QUT education experts have offered a mixed response to a draft national curriculum for English, maths, science and history released by the Federal Government.
For more details on the proposed changes visit www.australiancurriculum.edu.au
Professor Annette Patterson
Head, School of Cultural and Language Studies in Education
"The emphasis on literature in the proposed English national curriculum is very welcome as is the sustained focus across the year levels on aesthetic and cultural aspects of literary studies.
"The curriculum retains many of the strengths of current state-based English curricula. It aligns its approach with current thinking on the importance of explicit teaching about language. This alignment will help foster the idea that the teacher's role in enabling learning is a very important one.
"There's a tendency to over-emphasise the importance of phonics in the early years as a means of teaching reading.
"This is regrettable as a balanced approach to teaching reading is essential for success.
"A balanced approach ensures that children are exposed to a range of different ways of learning to read and optimises the chance of learning through the approach that best suits the individual child."
Professor Lyn English (Mathematics)
"The curriculum does not appear to be radically different from existing curricula. A few aspects are being introduced earlier, others a little later.
"My main concern is that the listing of content for each grade level does not adequately reflect or support the rationale, aims, and the highlighted emphasis on reasoning presented at the start of the document. For example, the document preamble stresses that the curriculum will foster creativity, problem solving, a range of reasoning skills, and other important future-oriented processes.
"I fear these might not be addressed adequately when implemented. The 'basics' of today and of the future are not the basics of the past; they have fundamentally changed and the curriculum content and its delivery needs to reflect this."
Professor Stephen Ritchie (Science)
"The first stated aim of the Science Learning Area is for students to develop an interest in science, presumably to address well-documented concerns about students' waning interest in the sciences.
"Yet, the document lists numerous disconnected content topics to be covered each year that could have been copied just as easily from the table of contents of any existing traditional text book in high school science.
"Only superficial reference is made to unifying ideas like sustainability, and how cultural aspects of science (cf. Science as Human Endeavour Strand) might be linked to the topics for Science Understanding.
"If interest in science was the chief goal for the design on the National Curriculum in Science, this document has not delivered.
"Teachers will now need to be supported by supplementary resources and professional development to achieve what the document has failed to do - link the three strands of content in interesting ways."

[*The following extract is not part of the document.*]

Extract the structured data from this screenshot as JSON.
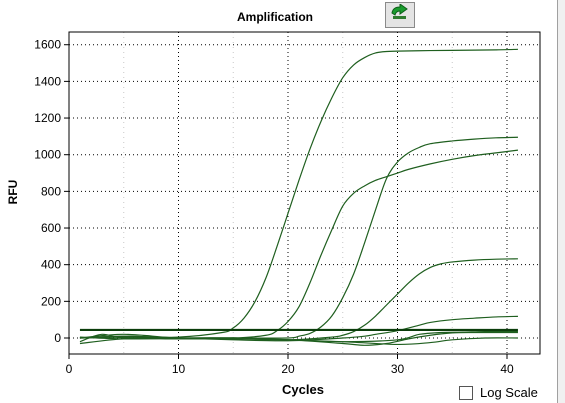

Dr Chris Sarra, executive director Stronger Smarter Institute at QUT
"For Indigenous children there is tremendous potential to feel a sense of 'connectedness' to schools, as well as pride in knowing and understanding that the history of our people does indeed have a valid place in our classrooms.

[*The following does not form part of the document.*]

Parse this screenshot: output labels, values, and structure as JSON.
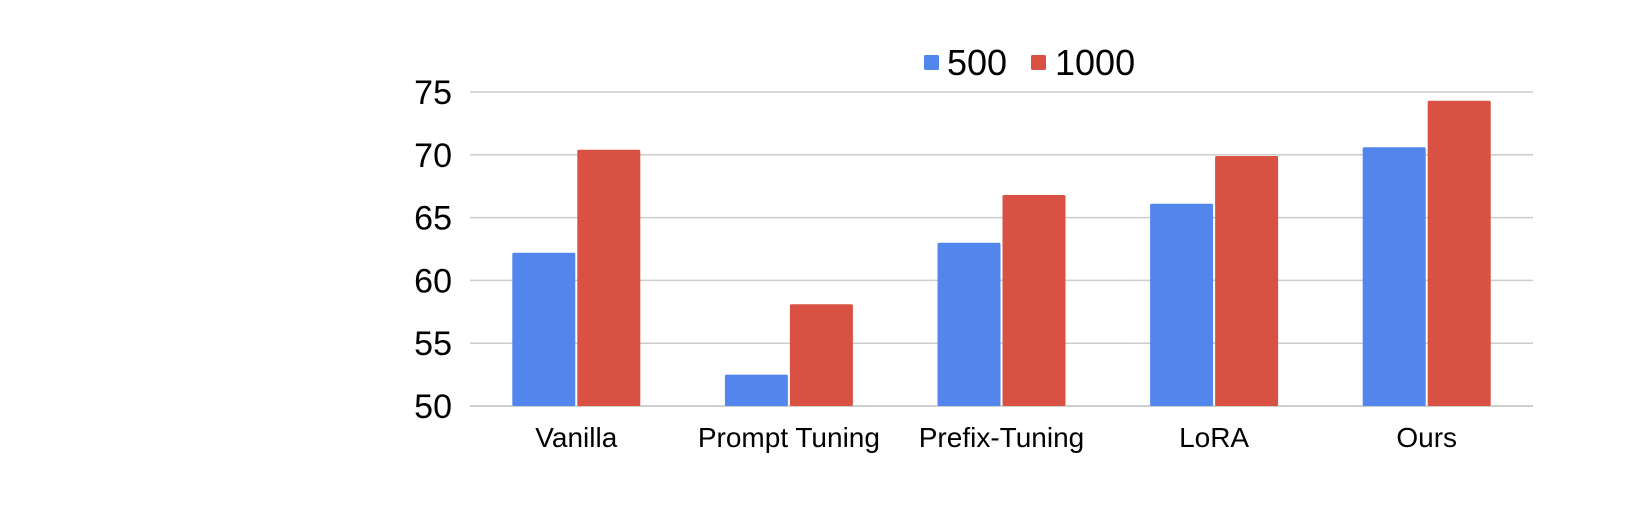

"For non-Indigenous children there is the opportunity to understand and celebrate the notion that they are friends and schoolmates to those who are descendants of the oldest living human existence on the planet.
"For educators there is tremendous scope here to engage positively with local Indigenous people in communities to develop relevant learning experiences.
"If one is to read correctly the intent of the national curriculum, it seems determined to move beyond romantic white notions of Australian history.
"Fortunately it also seems determined to move beyond black armband views of history. It may surprise some to realise that many Aboriginal people will be pleased about this shift beyond such representations of Aboriginal history.
"We have always been a historically proud and robust group of people who have simply asked other Australians to know and understand the truth about us and our history, not to feel sorry for us.
"The new curriculum directions has some scope to enable such knowledge and understanding without the need for other Australians to feel threatened, guilty, betrayed or sorry."